El siempre polémico científico Oriol Mitjà ha declarado que estamos en el inicio de la séptima ola. Sería la consecuencia de la nueva estrategia de «gripalizar» la covid; es decir, tratar la pandemia de la misma forma que lo hacemos con la gripe, sin declaraciones de contagios, cuarentenas ni medidas de prevención específicas.
Es una moneda en el aire, y puede salir cara o cruz, como se constata escuchando las contradictorias interpretaciones del mismo mundo sanitario y científico, porque es evidente que el SARS-CoV-2 no es una gripe, sino un coronavirus que todavía no conocemos bastante bien. Su continuada presencia entre nosotros significa también la facilidad para que continúe su proceso natural de mutaciones, que tienen como finalidad evolutiva contagiar más y mejor, como ha ocurrido con la variante del ómicron.
No está nada claro que una mayor capacidad de contagio se una a una menor letalidad. Este interrogante está sobre la mesa. En este sentido, no parece lógico que el criterio de la mortalidad acumulada y del exceso de mortalidad no se introduzca como una variable necesaria en la medición de la dinámica de la pandemia. Ahora, desmantelados todos los sistemas de control, mejor o peor, todo queda reducido al control del contagio entre los mayores de 60 años y el índice de empleo de hospitales y UCIs. El problema radica en que estos dos últimos indicadores están al final del proceso y cuando llegan a cifras preocupantes significa que la bola de nieve de la covid ha crecido mucho y ya no se puede detener con facilidad.
Ahora, los ingresos en hospitales crecen sustancialmente. Han aumentado un 70% en menos de un mes, cuando el 2 de abril se registró la cifra más baja de hospitalizados en planta, que es una magnitud de crecimiento superior a las oleadas anteriores. Sin embargo, es cierto que al mismo tiempo la cifra en las UCI es también la más baja de todo este periodo, por lo que hay hospitales que solo tienen 1 o 2 ingresados.
¿Qué es lo que puede depararnos el futuro? Ahora estamos apreciando el impacto del fin de las cuarentenas; es decir, el hecho de que personas que son portadoras se trasladen y trabajen con toda libertad y, por tanto, se conviertan en posibles focos de contagio. Aún no hemos experimentado el efecto potencial de difusión del coronavirus que puede haber provocado la Semana Santa, y debe llegar con más retraso todavía el tercer factor que es la desaparición de las mascarillas en los interiores.
La combinación de esta secuencia a lo largo del tiempo puede multiplicar los casos en las próximas semanas. Junio será, en ese sentido, un mes determinante para ver si el panorama se complica en exceso. Hay que considerar que como las UCI son el último escalón que registra la magnitud de los contagios, no empezaremos a ver los posibles efectos hasta mediados de mayo. Como decíamos al principio, los gobiernos han arrojado una moneda al aire y ahora habrá que ver si antes de las vacaciones sale cara o cruz.
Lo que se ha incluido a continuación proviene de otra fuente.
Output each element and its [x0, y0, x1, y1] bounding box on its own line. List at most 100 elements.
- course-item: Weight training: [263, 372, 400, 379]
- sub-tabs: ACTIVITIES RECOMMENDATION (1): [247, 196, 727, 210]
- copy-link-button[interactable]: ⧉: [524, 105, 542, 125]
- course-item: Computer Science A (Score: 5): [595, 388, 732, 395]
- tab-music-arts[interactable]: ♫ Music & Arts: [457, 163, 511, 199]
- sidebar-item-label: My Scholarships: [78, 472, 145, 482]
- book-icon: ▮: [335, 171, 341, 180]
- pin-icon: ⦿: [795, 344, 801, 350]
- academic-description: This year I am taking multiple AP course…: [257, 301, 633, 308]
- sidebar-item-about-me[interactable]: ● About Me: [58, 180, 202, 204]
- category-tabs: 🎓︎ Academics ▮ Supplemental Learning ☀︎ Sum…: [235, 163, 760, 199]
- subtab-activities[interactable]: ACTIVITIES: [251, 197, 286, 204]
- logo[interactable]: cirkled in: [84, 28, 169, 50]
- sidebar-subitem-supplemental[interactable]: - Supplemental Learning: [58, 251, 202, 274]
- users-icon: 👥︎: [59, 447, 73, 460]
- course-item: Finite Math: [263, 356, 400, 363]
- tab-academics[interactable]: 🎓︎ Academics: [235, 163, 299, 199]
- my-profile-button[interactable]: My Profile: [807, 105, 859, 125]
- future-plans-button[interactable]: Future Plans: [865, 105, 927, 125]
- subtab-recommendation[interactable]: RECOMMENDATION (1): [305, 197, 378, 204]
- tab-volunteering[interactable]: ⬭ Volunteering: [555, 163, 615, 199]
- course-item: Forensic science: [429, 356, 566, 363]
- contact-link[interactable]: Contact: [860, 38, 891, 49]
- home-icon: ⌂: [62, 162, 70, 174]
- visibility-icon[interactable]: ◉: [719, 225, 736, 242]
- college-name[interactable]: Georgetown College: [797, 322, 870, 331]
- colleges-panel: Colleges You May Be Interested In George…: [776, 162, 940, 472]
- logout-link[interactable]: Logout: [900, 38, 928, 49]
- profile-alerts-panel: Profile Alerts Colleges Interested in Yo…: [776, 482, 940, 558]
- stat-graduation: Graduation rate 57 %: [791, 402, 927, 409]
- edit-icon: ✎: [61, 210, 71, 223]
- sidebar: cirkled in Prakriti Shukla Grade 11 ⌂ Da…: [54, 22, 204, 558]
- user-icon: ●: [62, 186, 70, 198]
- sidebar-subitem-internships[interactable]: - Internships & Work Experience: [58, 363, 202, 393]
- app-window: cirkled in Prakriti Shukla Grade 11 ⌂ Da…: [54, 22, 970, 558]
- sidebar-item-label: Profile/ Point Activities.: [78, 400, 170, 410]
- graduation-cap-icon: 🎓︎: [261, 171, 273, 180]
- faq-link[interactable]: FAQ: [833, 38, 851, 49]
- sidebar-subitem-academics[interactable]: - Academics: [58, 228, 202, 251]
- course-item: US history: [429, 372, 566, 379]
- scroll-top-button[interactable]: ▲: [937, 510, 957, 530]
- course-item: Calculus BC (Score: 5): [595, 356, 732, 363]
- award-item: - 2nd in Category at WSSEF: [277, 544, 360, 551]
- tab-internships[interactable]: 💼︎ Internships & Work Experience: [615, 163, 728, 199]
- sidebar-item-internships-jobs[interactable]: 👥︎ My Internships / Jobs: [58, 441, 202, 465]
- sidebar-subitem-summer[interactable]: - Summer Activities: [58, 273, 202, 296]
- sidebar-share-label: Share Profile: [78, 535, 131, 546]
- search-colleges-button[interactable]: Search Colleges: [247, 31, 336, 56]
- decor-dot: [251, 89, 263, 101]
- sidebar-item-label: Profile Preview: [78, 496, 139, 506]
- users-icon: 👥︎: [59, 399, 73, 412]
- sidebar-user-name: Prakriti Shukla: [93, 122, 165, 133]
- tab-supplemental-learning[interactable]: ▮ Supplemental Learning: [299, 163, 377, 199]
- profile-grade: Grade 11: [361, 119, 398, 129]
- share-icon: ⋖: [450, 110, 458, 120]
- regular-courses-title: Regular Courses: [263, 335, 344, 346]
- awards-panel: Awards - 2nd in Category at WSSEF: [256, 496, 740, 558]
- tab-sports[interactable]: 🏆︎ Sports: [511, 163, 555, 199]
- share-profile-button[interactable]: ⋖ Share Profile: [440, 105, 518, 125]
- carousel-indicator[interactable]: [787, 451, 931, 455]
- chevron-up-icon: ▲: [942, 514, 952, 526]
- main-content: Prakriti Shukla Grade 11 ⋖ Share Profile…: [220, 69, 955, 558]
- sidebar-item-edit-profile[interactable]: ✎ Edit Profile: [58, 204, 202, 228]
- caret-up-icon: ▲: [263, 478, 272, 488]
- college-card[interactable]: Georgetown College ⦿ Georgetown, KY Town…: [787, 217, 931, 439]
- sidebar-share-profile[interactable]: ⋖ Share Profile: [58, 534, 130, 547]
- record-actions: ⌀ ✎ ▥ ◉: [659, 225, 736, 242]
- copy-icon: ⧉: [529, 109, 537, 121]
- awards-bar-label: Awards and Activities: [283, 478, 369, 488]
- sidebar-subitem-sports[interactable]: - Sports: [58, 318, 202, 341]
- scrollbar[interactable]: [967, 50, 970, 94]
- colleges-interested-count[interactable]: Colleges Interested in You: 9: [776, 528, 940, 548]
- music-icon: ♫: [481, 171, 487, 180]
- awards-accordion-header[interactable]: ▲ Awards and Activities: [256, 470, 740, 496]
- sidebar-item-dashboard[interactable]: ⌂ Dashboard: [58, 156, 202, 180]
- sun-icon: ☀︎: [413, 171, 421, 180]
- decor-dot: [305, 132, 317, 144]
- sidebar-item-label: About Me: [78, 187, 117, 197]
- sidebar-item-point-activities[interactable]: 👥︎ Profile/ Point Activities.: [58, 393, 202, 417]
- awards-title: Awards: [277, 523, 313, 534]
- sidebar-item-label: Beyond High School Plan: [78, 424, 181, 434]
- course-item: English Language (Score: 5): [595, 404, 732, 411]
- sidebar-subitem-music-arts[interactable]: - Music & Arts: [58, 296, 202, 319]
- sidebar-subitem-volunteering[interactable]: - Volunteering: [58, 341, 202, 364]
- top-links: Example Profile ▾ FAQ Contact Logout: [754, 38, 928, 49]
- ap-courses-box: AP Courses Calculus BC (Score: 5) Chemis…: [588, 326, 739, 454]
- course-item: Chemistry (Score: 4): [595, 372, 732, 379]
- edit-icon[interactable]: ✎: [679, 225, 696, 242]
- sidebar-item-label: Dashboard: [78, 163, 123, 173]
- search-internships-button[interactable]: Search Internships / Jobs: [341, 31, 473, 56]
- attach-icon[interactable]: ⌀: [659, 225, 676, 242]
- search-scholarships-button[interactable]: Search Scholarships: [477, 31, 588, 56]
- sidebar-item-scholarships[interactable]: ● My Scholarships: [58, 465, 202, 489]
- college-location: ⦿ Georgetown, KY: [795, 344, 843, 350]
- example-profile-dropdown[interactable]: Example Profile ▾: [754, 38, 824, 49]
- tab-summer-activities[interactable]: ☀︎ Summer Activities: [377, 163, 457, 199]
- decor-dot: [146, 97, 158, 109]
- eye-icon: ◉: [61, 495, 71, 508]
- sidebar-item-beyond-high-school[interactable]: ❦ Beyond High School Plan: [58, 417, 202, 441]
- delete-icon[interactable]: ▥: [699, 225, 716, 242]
Juegan a favor del control, el buen tiempo que facilita los ámbitos exteriores y el elevado nivel de vacunación sobre todo en las personas mayores de 60 años, que son las más perjudicadas. Juega contra la progresiva pérdida de inmunidad de las vacunas a consecuencia del paso del tiempo. En Italia, por ejemplo, ya se ha empezado a aplicar la cuarta dosis a la mayor población. Juega en contra también las celebraciones masivas de espectáculos musicales y de otra índole que son propias de la temporada que ahora comienza.
Cada vez más emerge la impresión de que el relajamiento gubernamental en las medidas viene determinado porque la mortalidad en términos de impacto significativo se produce en personas de 70 años para arriba, es decir, que ya son marginales en el sistema productivo, pero que si este impacto, como ocurría con la gripe española de 1918, se diera sobre todo en la población más joven, la activa, las medidas serían mucho más restrictivas.
Sea cierta o no esa sospecha, lo cierto es que los hechos le acompañan. De una manera silenciosa, pero tangible, en este momento se están produciendo de nuevo numerosas situaciones de contagios masivos en residencias y en espacios habitados por personas mayores. Es cierto que la mortalidad es mucho menor, pero se mantiene muy presente. La cuestión es si una vez más, y será la enésima, las medidas del gobierno han pecado de optimismo, es decir, de irresponsabilidad.